By his own count, Harwell called more than 8,300 major league games, starting with the Dodgers and continuing with the Giants and Baltimore Orioles before joining the Tigers. He missed two games outside of the ‘92 season: one for his brother’s funeral in 1968, the other when he was inducted into the National Sportscasters and Sportswriters Association Hall of Fame in 1989.
The Georgia native’s easygoing manner and love of baseball endeared him to generations of Tigers fans, enhancing the club’s finest moments and making its struggles more bearable.
Even casual fans could tick off Harwell catchphrases: “Looooooong gone!” for a home run; “He stood there like the house by the side of the road and watched that one go by” for a batter taking a called third strike; and “Two for the price of one!” for a double play.
Foul balls into the stands were “Caught by a man from (whatever town in the area that came to his mind).”

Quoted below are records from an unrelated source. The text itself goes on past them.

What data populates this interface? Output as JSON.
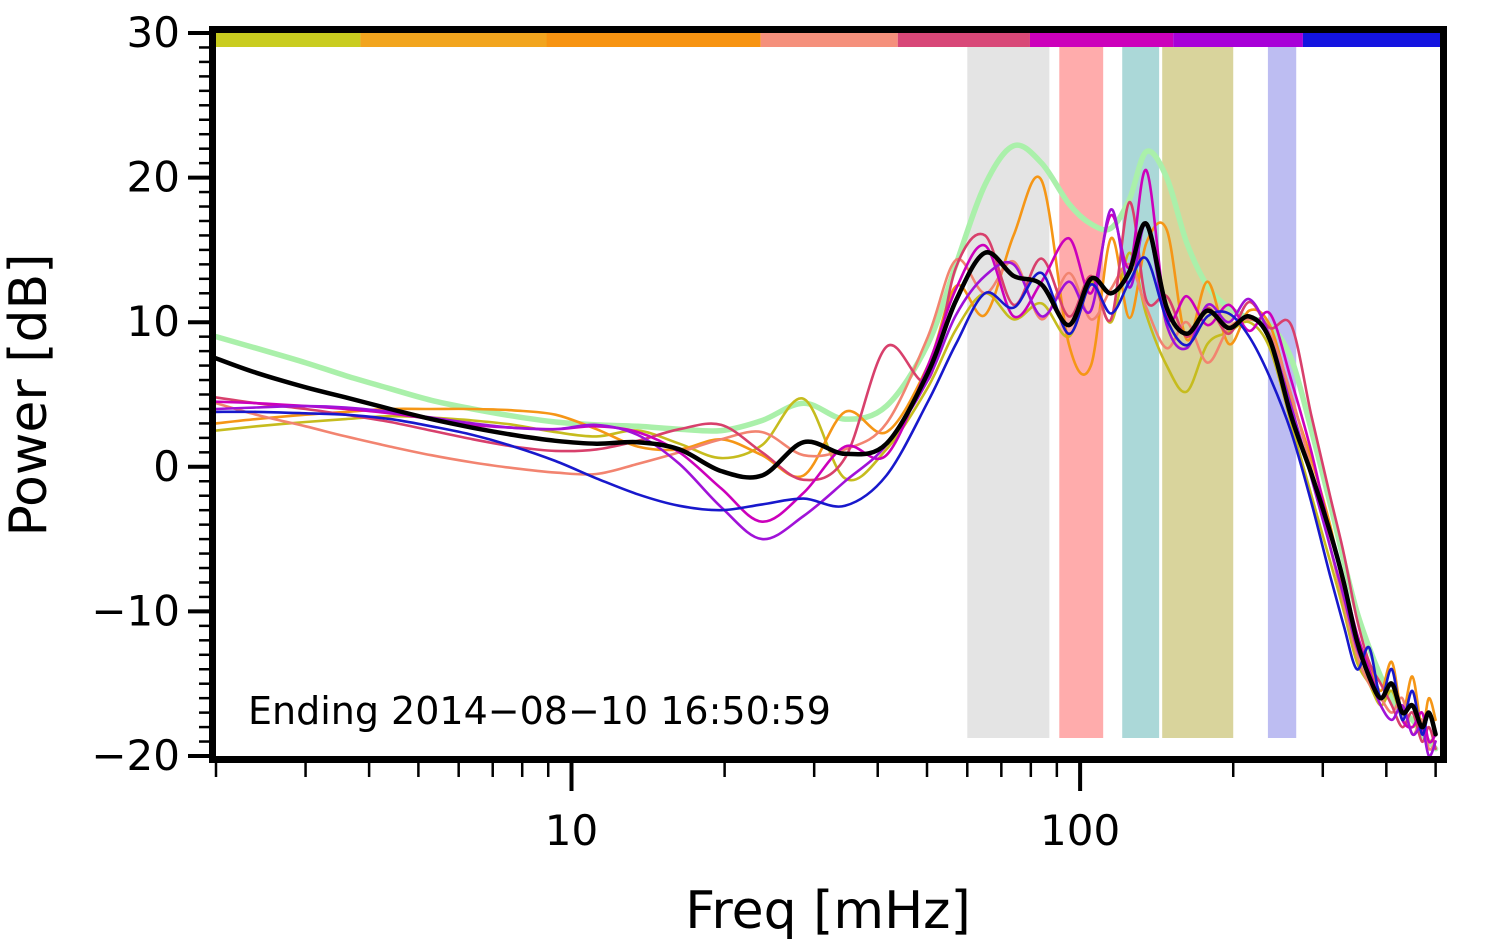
{
  "chart_data": {
    "type": "line",
    "title": "",
    "xlabel": "Freq [mHz]",
    "ylabel": "Power [dB]",
    "annotation": "Ending 2014−08−10 16:50:59",
    "x_scale": "log",
    "xlim": [
      2,
      510
    ],
    "ylim": [
      -20,
      30
    ],
    "grid": false,
    "legend": "none",
    "x_major_ticks": [
      10,
      100
    ],
    "x_major_tick_labels": [
      "10",
      "100"
    ],
    "x_minor_ticks": [
      2,
      3,
      4,
      5,
      6,
      7,
      8,
      9,
      20,
      30,
      40,
      50,
      60,
      70,
      80,
      90,
      200,
      300,
      400,
      500
    ],
    "y_major_ticks": [
      30,
      20,
      10,
      0,
      -10,
      -20
    ],
    "y_major_tick_labels": [
      "30",
      "20",
      "10",
      "0",
      "−10",
      "−20"
    ],
    "y_minor_tick_step": 1,
    "x": [
      2.0,
      2.4,
      3.0,
      3.6,
      4.4,
      5.3,
      6.4,
      7.7,
      9.3,
      11.2,
      13.5,
      16.3,
      19.7,
      23.7,
      28.6,
      34.5,
      41.6,
      50.2,
      57,
      65,
      74,
      84,
      95,
      105,
      115,
      125,
      135,
      148,
      162,
      178,
      196,
      215,
      236,
      260,
      285,
      310,
      330,
      350,
      370,
      390,
      410,
      430,
      450,
      470,
      485,
      500
    ],
    "series": [
      {
        "name": "series-smooth-green",
        "color": "#aaf0aa",
        "width": 5.5,
        "values": [
          9.0,
          8.2,
          7.2,
          6.3,
          5.4,
          4.6,
          4.0,
          3.5,
          3.1,
          2.9,
          2.8,
          2.6,
          2.5,
          3.2,
          4.4,
          3.3,
          4.2,
          8.5,
          14,
          19.5,
          22.2,
          21.0,
          18.2,
          16.8,
          16.5,
          18.5,
          21.8,
          20.0,
          15.5,
          12.5,
          11.0,
          10.3,
          9.8,
          7.5,
          2.5,
          -2.5,
          -6.5,
          -10,
          -12.5,
          -14.5,
          -16,
          -17,
          -17.5,
          -18.5,
          -19,
          -19.5
        ]
      },
      {
        "name": "series-yellow",
        "color": "#c6bc1e",
        "width": 2.6,
        "values": [
          2.5,
          2.8,
          3.1,
          3.3,
          3.5,
          3.4,
          3.2,
          2.9,
          2.4,
          2.1,
          2.5,
          1.6,
          0.6,
          1.5,
          4.7,
          -0.8,
          1.2,
          5.5,
          9.5,
          12.0,
          10.2,
          11.3,
          9.0,
          12.8,
          10.0,
          14.8,
          10.5,
          7.0,
          5.2,
          8.5,
          9.3,
          10.0,
          8.2,
          3.0,
          -2.0,
          -6.5,
          -10,
          -13.5,
          -15,
          -16.5,
          -15.5,
          -17.5,
          -18,
          -17.5,
          -19,
          -18.5
        ]
      },
      {
        "name": "series-orange",
        "color": "#f59616",
        "width": 2.6,
        "values": [
          3.0,
          3.3,
          3.6,
          3.8,
          4.0,
          4.0,
          4.0,
          3.9,
          3.6,
          2.6,
          1.4,
          1.2,
          1.9,
          0.8,
          -0.6,
          3.8,
          2.4,
          7.0,
          12.5,
          10.5,
          16.0,
          19.8,
          8.5,
          7.0,
          15.8,
          10.3,
          15.5,
          16.4,
          8.8,
          12.8,
          8.5,
          10.8,
          9.8,
          4.8,
          0.5,
          -4,
          -8.5,
          -12,
          -13.5,
          -15.5,
          -13.5,
          -17,
          -14.5,
          -18,
          -16,
          -17.5
        ]
      },
      {
        "name": "series-salmon",
        "color": "#f28470",
        "width": 2.6,
        "values": [
          4.4,
          3.6,
          2.8,
          2.1,
          1.4,
          0.8,
          0.3,
          -0.1,
          -0.4,
          -0.5,
          0.2,
          1.0,
          1.9,
          2.4,
          0.8,
          1.2,
          3.0,
          9.0,
          14.3,
          12.0,
          14.2,
          10.2,
          13.4,
          10.2,
          12.3,
          14.0,
          11.0,
          8.2,
          10.0,
          7.2,
          9.6,
          10.2,
          9.2,
          5.0,
          -0.2,
          -5.5,
          -9.5,
          -13,
          -15,
          -16,
          -17,
          -16,
          -18.5,
          -17.5,
          -19.5,
          -19
        ]
      },
      {
        "name": "series-crimson",
        "color": "#d8406c",
        "width": 2.6,
        "values": [
          4.8,
          4.4,
          4.0,
          3.6,
          3.1,
          2.5,
          1.9,
          1.4,
          1.1,
          1.2,
          1.8,
          2.6,
          2.9,
          1.0,
          -0.9,
          0.6,
          8.3,
          6.0,
          13.8,
          16.0,
          11.2,
          14.4,
          10.4,
          13.2,
          10.2,
          18.3,
          11.5,
          11.8,
          9.0,
          11.0,
          9.2,
          11.4,
          9.6,
          9.8,
          3.5,
          -2,
          -6,
          -10.5,
          -13.5,
          -15,
          -16.5,
          -18,
          -17,
          -19,
          -18,
          -19.5
        ]
      },
      {
        "name": "series-magenta",
        "color": "#cc00bb",
        "width": 2.6,
        "values": [
          4.5,
          4.4,
          4.2,
          4.0,
          3.7,
          3.3,
          2.9,
          2.7,
          2.6,
          2.8,
          2.4,
          1.0,
          -1.5,
          -3.8,
          -1.8,
          1.4,
          0.8,
          7.0,
          12.3,
          15.3,
          10.4,
          12.8,
          15.8,
          12.0,
          17.4,
          13.8,
          20.5,
          10.5,
          11.8,
          9.8,
          11.2,
          9.4,
          10.6,
          6.0,
          1.0,
          -4.5,
          -8,
          -11.5,
          -14,
          -16,
          -15,
          -17.5,
          -18,
          -17,
          -19,
          -18.5
        ]
      },
      {
        "name": "series-purple",
        "color": "#a012d8",
        "width": 2.6,
        "values": [
          4.0,
          4.1,
          4.2,
          4.1,
          3.8,
          3.4,
          3.0,
          2.7,
          2.6,
          2.9,
          2.2,
          0.2,
          -2.8,
          -5.0,
          -3.4,
          -1.0,
          1.5,
          6.0,
          10.5,
          13.2,
          14.0,
          10.4,
          12.8,
          10.8,
          17.8,
          12.4,
          16.8,
          9.8,
          8.2,
          11.2,
          10.0,
          11.6,
          9.0,
          4.2,
          -0.8,
          -5.5,
          -9,
          -12.5,
          -14.5,
          -16.5,
          -17.5,
          -16.5,
          -18.5,
          -18,
          -20,
          -19
        ]
      },
      {
        "name": "series-blue",
        "color": "#1818cc",
        "width": 2.6,
        "values": [
          3.8,
          3.8,
          3.7,
          3.6,
          3.3,
          2.8,
          2.2,
          1.4,
          0.4,
          -0.8,
          -1.9,
          -2.7,
          -3.0,
          -2.6,
          -2.2,
          -2.7,
          -0.6,
          4.5,
          8.5,
          12.0,
          11.0,
          13.4,
          9.2,
          12.6,
          10.6,
          12.8,
          14.4,
          10.2,
          8.4,
          10.4,
          10.6,
          9.0,
          6.2,
          2.4,
          -2.5,
          -7.5,
          -11,
          -14,
          -12.5,
          -16,
          -14,
          -17.5,
          -15.5,
          -18.5,
          -17,
          -18.5
        ]
      },
      {
        "name": "series-mean-black",
        "color": "#000000",
        "width": 4.5,
        "values": [
          7.5,
          6.5,
          5.5,
          4.8,
          4.0,
          3.3,
          2.7,
          2.2,
          1.8,
          1.6,
          1.7,
          1.2,
          -0.3,
          -0.6,
          1.7,
          0.9,
          1.6,
          6.5,
          11.5,
          14.8,
          13.2,
          12.6,
          9.8,
          13.0,
          12.0,
          13.5,
          16.8,
          11.0,
          9.2,
          10.8,
          9.6,
          10.4,
          8.8,
          3.5,
          -0.5,
          -4.5,
          -8,
          -12,
          -14.5,
          -16,
          -15,
          -17,
          -16.5,
          -18,
          -17,
          -18.5
        ]
      }
    ],
    "bands": [
      {
        "name": "band-gray",
        "color": "#e4e4e4",
        "x0": 60,
        "x1": 87
      },
      {
        "name": "band-pink",
        "color": "#ffacac",
        "x0": 91,
        "x1": 111
      },
      {
        "name": "band-teal",
        "color": "#abd8d8",
        "x0": 121,
        "x1": 143
      },
      {
        "name": "band-olive",
        "color": "#d9d49c",
        "x0": 145,
        "x1": 200
      },
      {
        "name": "band-lavender",
        "color": "#bdbdf2",
        "x0": 234,
        "x1": 266
      }
    ],
    "top_strip": {
      "segments": [
        {
          "color": "#c9cc1f",
          "f0": 0.0,
          "f1": 0.118
        },
        {
          "color": "#f2a51e",
          "f0": 0.118,
          "f1": 0.27
        },
        {
          "color": "#f79412",
          "f0": 0.27,
          "f1": 0.445
        },
        {
          "color": "#f5907c",
          "f0": 0.445,
          "f1": 0.557
        },
        {
          "color": "#d84878",
          "f0": 0.557,
          "f1": 0.665
        },
        {
          "color": "#cc00bb",
          "f0": 0.665,
          "f1": 0.782
        },
        {
          "color": "#a800d8",
          "f0": 0.782,
          "f1": 0.888
        },
        {
          "color": "#1414e0",
          "f0": 0.888,
          "f1": 1.0
        }
      ]
    }
  }
}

“I started that after I got to Detroit in 1961 or ‘62, and it just happened by accident,” Harwell explained. “I said, ‘A guy from Grosse Pointe caught that foul ball,’ then the next ones were caught by a guy from Saginaw or a lady from Lansing.”
The Baseball Hall of Fame honoured Harwell in 1981 with the Ford C. Frick Award, given annually to a broadcaster for major contributions to baseball.
Harwell tempered his with modesty. “I just want people to remember me as a guy who showed up for work and tried to do a good job,” Harwell told the AP weeks before he retired in 2002.
As Detroit struggled late in Harwell’s career — the Tigers had losing records in each of his final nine years in the booth — he became a reminder of better times. A life-sized statue of Harwell stands at the entrance to Comerica Park and its press box is called “The Ernie Harwell Media Center.”
Survivors include his wife of 68 years, Lulu, and four children.